Stadt sucht neuen Direktor für das Dortmunder U

Dortmund. Richtig zur Ruhe kommt das Dortmunder U nicht: Die Stadt muss sich auf die Suche nach einem neuen Leiter machen. Gründungsdirektor Dr. Andreas Broeckmann wechselt nach vier Jahren in Dortmund an die Universität Lüneburg. Zum 1. Oktober.

Gründungsdirektor Dr. Andreas Broeckmann verlässt den U-Turm. Dortmunds Stadtdirektor Jörg Stüdemann teilte die Personalie am Mittwoch „mit einer Träne im Auge“ mit. „Wir sind natürlich nicht ganz glücklich über den Wechsel, aber der Vertrag sah eine entsprechende Möglichkeit vor.“

Broeckmann wird Direktor des Arts Programms der Leuphana-Universität Lüneburg. „Vielleicht ist der Wechsel etwas früh, aber ich wollte das Angebot nicht ausschlagen“, so Broeckmann, der sich an der Hochschule um die Integration künstlerischer Praxis kümmern wird. „Es geht um die Zusammenarbeit von Wissenschaft und Künstlern. Für mich eine Chance, meine kuratorische und wissenschaftliche Arbeit fortzusetzen.“

Broeckmanns Tätigkeit ist für die Dortmunder Öffentlichkeit unter anderem mit ISEA, dem Symposium für elektronische Kunst und dem mehrbändigen Werk des RVR über den U-Turm verbunden. Dass der Auftritt des U-Turms mit dem Design-Preis „Red Dot Award“ ausgezeichnet wurde, sei das Verdienst von Broeckmann und Labor B, so Stüdemann.

Trotz der letzten „beiden nicht ganz leichten Jahre“ habe das U durch die entwickelte Konzeption eine „gute Startposition“, bilanziert Broeckmann. Auch der BVB habe seinen Erfolg lange Jahre vorbereitet. Broeckmann: „Das U braucht Zeit, Wohlwollen und Vertrauen, dann kann es ein Exportschlager werden für Dortmund.“

Die Stadt wird für die Nachfolge nun eine Findungskommission auf die Schiene setzen. Die Gespräche über die Leitung des Hauses sollen bis Mitte Oktober geführt werden. Stüdemann hofft, dass der neue Direktor vielleicht schon im Januar, spätestens aber im Frühjahr das Amt antreten kann. Gesucht wird eine Person mit künstlerischem und großem organisatorischen Sachverstand. Den Markt nennt Stüdemann „überschaubar“ und das U eine „hoch attraktive Adresse“. Er selbst und der Chef der Kulturbetriebe Kurt Eichler werden als Zwischenlösung fungieren.

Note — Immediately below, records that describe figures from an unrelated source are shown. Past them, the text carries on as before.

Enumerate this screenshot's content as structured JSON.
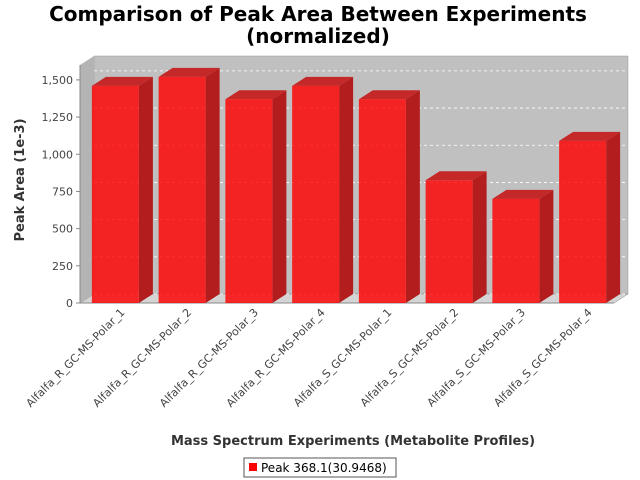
{
  "chart_data": {
    "type": "bar",
    "title": [
      "Comparison of Peak Area Between Experiments",
      "(normalized)"
    ],
    "xlabel": "Mass Spectrum Experiments (Metabolite Profiles)",
    "ylabel": "Peak Area (1e-3)",
    "categories": [
      "Alfalfa_R_GC-MS-Polar_1",
      "Alfalfa_R_GC-MS-Polar_2",
      "Alfalfa_R_GC-MS-Polar_3",
      "Alfalfa_R_GC-MS-Polar_4",
      "Alfalfa_S_GC-MS-Polar_1",
      "Alfalfa_S_GC-MS-Polar_2",
      "Alfalfa_S_GC-MS-Polar_3",
      "Alfalfa_S_GC-MS-Polar_4"
    ],
    "series": [
      {
        "name": "Peak 368.1(30.9468)",
        "color": "#ff0000",
        "values": [
          1460,
          1520,
          1370,
          1460,
          1370,
          825,
          700,
          1090
        ]
      }
    ],
    "ylim": [
      0,
      1600
    ],
    "yticks": [
      0,
      250,
      500,
      750,
      1000,
      1250,
      1500
    ],
    "ytick_labels": [
      "0",
      "250",
      "500",
      "750",
      "1,000",
      "1,250",
      "1,500"
    ],
    "grid": true,
    "style": "3d",
    "legend_position": "bottom"
  }
}
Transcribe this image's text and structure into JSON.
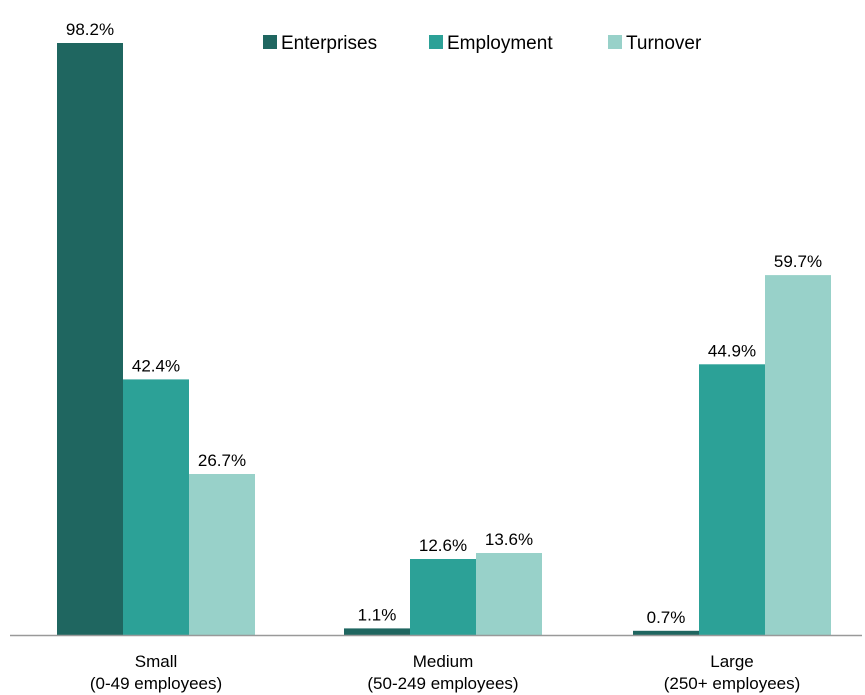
{
  "chart_data": {
    "type": "bar",
    "categories": [
      [
        "Small",
        "(0-49 employees)"
      ],
      [
        "Medium",
        "(50-249 employees)"
      ],
      [
        "Large",
        "(250+ employees)"
      ]
    ],
    "series": [
      {
        "name": "Enterprises",
        "values": [
          98.2,
          1.1,
          0.7
        ],
        "labels": [
          "98.2%",
          "1.1%",
          "0.7%"
        ],
        "color": "#1f6660"
      },
      {
        "name": "Employment",
        "values": [
          42.4,
          12.6,
          44.9
        ],
        "labels": [
          "42.4%",
          "12.6%",
          "44.9%"
        ],
        "color": "#2ca197"
      },
      {
        "name": "Turnover",
        "values": [
          26.7,
          13.6,
          59.7
        ],
        "labels": [
          "26.7%",
          "13.6%",
          "59.7%"
        ],
        "color": "#98d1c9"
      }
    ],
    "ylim": [
      0,
      100
    ],
    "legend_position": "top-center",
    "grid": false,
    "axis_color": "#999999"
  }
}
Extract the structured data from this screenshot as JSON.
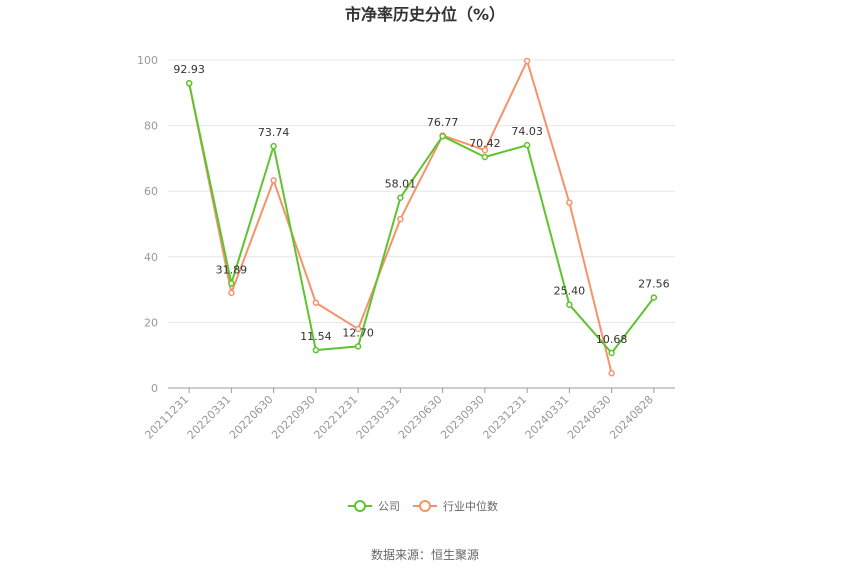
{
  "chart_data": {
    "type": "line",
    "title": "市净率历史分位（%）",
    "categories": [
      "20211231",
      "20220331",
      "20220630",
      "20220930",
      "20221231",
      "20230331",
      "20230630",
      "20230930",
      "20231231",
      "20240331",
      "20240630",
      "20240828"
    ],
    "ylim": [
      0,
      100
    ],
    "yticks": [
      "0",
      "20",
      "40",
      "60",
      "80",
      "100"
    ],
    "grid": true,
    "legend_position": "bottom",
    "series": [
      {
        "name": "公司",
        "color": "#5ec32e",
        "values": [
          92.93,
          31.89,
          73.74,
          11.54,
          12.7,
          58.01,
          76.77,
          70.42,
          74.03,
          25.4,
          10.68,
          27.56
        ],
        "labels": [
          "92.93",
          "31.89",
          "73.74",
          "11.54",
          "12.70",
          "58.01",
          "76.77",
          "70.42",
          "74.03",
          "25.40",
          "10.68",
          "27.56"
        ]
      },
      {
        "name": "行业中位数",
        "color": "#f5936b",
        "values": [
          92.9,
          29.0,
          63.3,
          26.0,
          18.0,
          51.5,
          77.0,
          72.5,
          99.7,
          56.5,
          4.5,
          null
        ]
      }
    ]
  },
  "source": "数据来源：恒生聚源"
}
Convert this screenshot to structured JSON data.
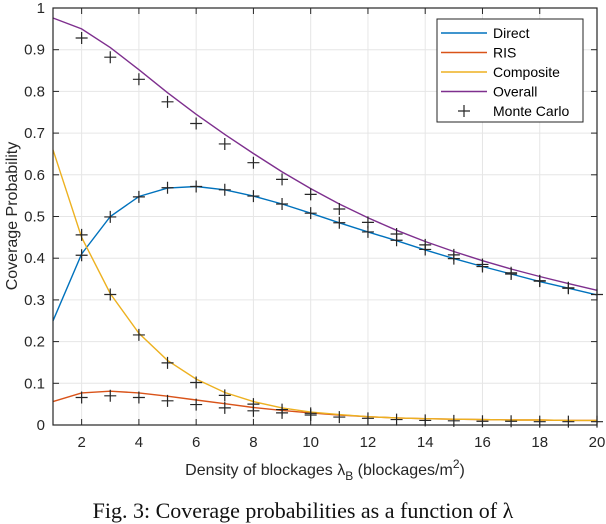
{
  "chart_data": {
    "type": "line",
    "title": "",
    "xlabel": "Density of blockages λB (blockages/m²)",
    "xlabel_parts": {
      "main": "Density of blockages ",
      "symbol": "λ",
      "subscript": "B",
      "unit_prefix": " (blockages/m",
      "superscript": "2",
      "unit_suffix": ")"
    },
    "ylabel": "Coverage Probability",
    "xlim": [
      1,
      20
    ],
    "ylim": [
      0,
      1
    ],
    "xticks": [
      2,
      4,
      6,
      8,
      10,
      12,
      14,
      16,
      18,
      20
    ],
    "yticks": [
      0,
      0.1,
      0.2,
      0.3,
      0.4,
      0.5,
      0.6,
      0.7,
      0.8,
      0.9,
      1
    ],
    "ytick_labels": [
      "0",
      "0.1",
      "0.2",
      "0.3",
      "0.4",
      "0.5",
      "0.6",
      "0.7",
      "0.8",
      "0.9",
      "1"
    ],
    "grid": true,
    "legend_position": "upper right",
    "x": [
      1,
      2,
      3,
      4,
      5,
      6,
      7,
      8,
      9,
      10,
      11,
      12,
      13,
      14,
      15,
      16,
      17,
      18,
      19,
      20
    ],
    "series": [
      {
        "name": "Direct",
        "color": "#0072BD",
        "style": "line",
        "values": [
          0.25,
          0.41,
          0.5,
          0.548,
          0.568,
          0.572,
          0.564,
          0.549,
          0.53,
          0.508,
          0.485,
          0.463,
          0.442,
          0.42,
          0.399,
          0.38,
          0.362,
          0.344,
          0.328,
          0.312
        ]
      },
      {
        "name": "RIS",
        "color": "#D95319",
        "style": "line",
        "values": [
          0.056,
          0.077,
          0.081,
          0.077,
          0.069,
          0.06,
          0.051,
          0.042,
          0.035,
          0.029,
          0.024,
          0.02,
          0.017,
          0.015,
          0.014,
          0.013,
          0.012,
          0.012,
          0.011,
          0.011
        ]
      },
      {
        "name": "Composite",
        "color": "#EDB120",
        "style": "line",
        "values": [
          0.66,
          0.45,
          0.315,
          0.22,
          0.155,
          0.11,
          0.078,
          0.056,
          0.041,
          0.031,
          0.025,
          0.02,
          0.017,
          0.015,
          0.014,
          0.013,
          0.012,
          0.012,
          0.011,
          0.011
        ]
      },
      {
        "name": "Overall",
        "color": "#7E2F8E",
        "style": "line",
        "values": [
          0.976,
          0.95,
          0.905,
          0.852,
          0.797,
          0.745,
          0.697,
          0.651,
          0.607,
          0.567,
          0.53,
          0.497,
          0.467,
          0.44,
          0.416,
          0.394,
          0.374,
          0.356,
          0.339,
          0.323
        ]
      },
      {
        "name": "Monte Carlo",
        "color": "#262626",
        "style": "marker-plus",
        "points": [
          [
            2,
            0.928
          ],
          [
            3,
            0.882
          ],
          [
            4,
            0.829
          ],
          [
            5,
            0.775
          ],
          [
            6,
            0.723
          ],
          [
            7,
            0.674
          ],
          [
            8,
            0.629
          ],
          [
            9,
            0.589
          ],
          [
            10,
            0.553
          ],
          [
            11,
            0.518
          ],
          [
            12,
            0.486
          ],
          [
            13,
            0.458
          ],
          [
            14,
            0.432
          ],
          [
            15,
            0.408
          ],
          [
            16,
            0.385
          ],
          [
            17,
            0.365
          ],
          [
            18,
            0.346
          ],
          [
            19,
            0.329
          ],
          [
            20,
            0.313
          ],
          [
            2,
            0.456
          ],
          [
            2,
            0.407
          ],
          [
            3,
            0.499
          ],
          [
            4,
            0.547
          ],
          [
            5,
            0.569
          ],
          [
            6,
            0.572
          ],
          [
            7,
            0.564
          ],
          [
            8,
            0.549
          ],
          [
            9,
            0.53
          ],
          [
            10,
            0.508
          ],
          [
            11,
            0.485
          ],
          [
            12,
            0.463
          ],
          [
            13,
            0.443
          ],
          [
            14,
            0.421
          ],
          [
            15,
            0.399
          ],
          [
            16,
            0.38
          ],
          [
            17,
            0.362
          ],
          [
            18,
            0.345
          ],
          [
            19,
            0.328
          ],
          [
            3,
            0.313
          ],
          [
            4,
            0.216
          ],
          [
            5,
            0.149
          ],
          [
            6,
            0.102
          ],
          [
            7,
            0.071
          ],
          [
            8,
            0.05
          ],
          [
            9,
            0.037
          ],
          [
            10,
            0.028
          ],
          [
            2,
            0.066
          ],
          [
            3,
            0.07
          ],
          [
            4,
            0.066
          ],
          [
            5,
            0.058
          ],
          [
            6,
            0.049
          ],
          [
            7,
            0.041
          ],
          [
            8,
            0.034
          ],
          [
            9,
            0.029
          ],
          [
            10,
            0.024
          ],
          [
            11,
            0.019
          ],
          [
            12,
            0.016
          ],
          [
            13,
            0.013
          ],
          [
            14,
            0.011
          ],
          [
            15,
            0.01
          ],
          [
            16,
            0.009
          ],
          [
            17,
            0.009
          ],
          [
            18,
            0.008
          ],
          [
            19,
            0.008
          ],
          [
            20,
            0.008
          ]
        ]
      }
    ]
  },
  "legend": {
    "items": [
      {
        "label": "Direct",
        "color": "#0072BD",
        "kind": "line"
      },
      {
        "label": "RIS",
        "color": "#D95319",
        "kind": "line"
      },
      {
        "label": "Composite",
        "color": "#EDB120",
        "kind": "line"
      },
      {
        "label": "Overall",
        "color": "#7E2F8E",
        "kind": "line"
      },
      {
        "label": "Monte Carlo",
        "color": "#262626",
        "kind": "marker"
      }
    ]
  },
  "caption": "Fig. 3: Coverage probabilities as a function of λ"
}
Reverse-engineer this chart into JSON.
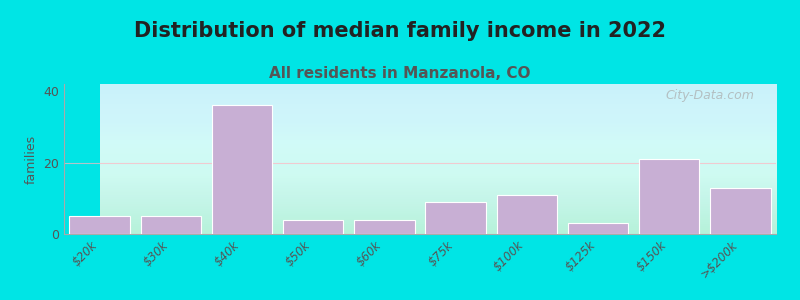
{
  "title": "Distribution of median family income in 2022",
  "subtitle": "All residents in Manzanola, CO",
  "xlabel": "",
  "ylabel": "families",
  "categories": [
    "$20k",
    "$30k",
    "$40k",
    "$50k",
    "$60k",
    "$75k",
    "$100k",
    "$125k",
    "$150k",
    ">$200k"
  ],
  "values": [
    5,
    5,
    36,
    4,
    4,
    9,
    11,
    3,
    21,
    13
  ],
  "bar_color": "#c8afd4",
  "bar_edge_color": "#ffffff",
  "background_color": "#00e5e5",
  "plot_bg_gradient_top": "#f0fff0",
  "plot_bg_gradient_bottom": "#f0f8ff",
  "grid_color": "#ffb6c1",
  "ylim": [
    0,
    42
  ],
  "yticks": [
    0,
    20,
    40
  ],
  "title_fontsize": 15,
  "subtitle_fontsize": 11,
  "ylabel_fontsize": 9,
  "watermark_text": "City-Data.com"
}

Fragen der Organisation, der Struktur des Betriebs und der angedachten Stiftung wird der Rat nach der Sommerpause diskutieren. Das Organisationswirrwarr - aus halterischen Problemen der Jahre 2009/10 erwachsen - soll dann bald ein Ende haben. Kritikern am gegenwärtigen Bauzustand hielt Stadtdirektor Stüdemann nun entgegen, dass in den Beschlussvorlagen zum Dortmunder U die Politik eindeutig auf die sukzessive Fertigstellung hingewiesen wurde. Ursprünglich sei sogar von einer Schließung für sieben Monate in 2011 die Rede gewesen. „Wir haben uns allerdings entschlossen, weiterzubauen - und nun weitestgehend den Endausbau zustande gebracht.“ So soll auch der Vorplatz bis spätestens Anfang September angegangen werden. Im Rahmen dieser Arbeiten werde auch die zerborstenen Scheiben ersetzt.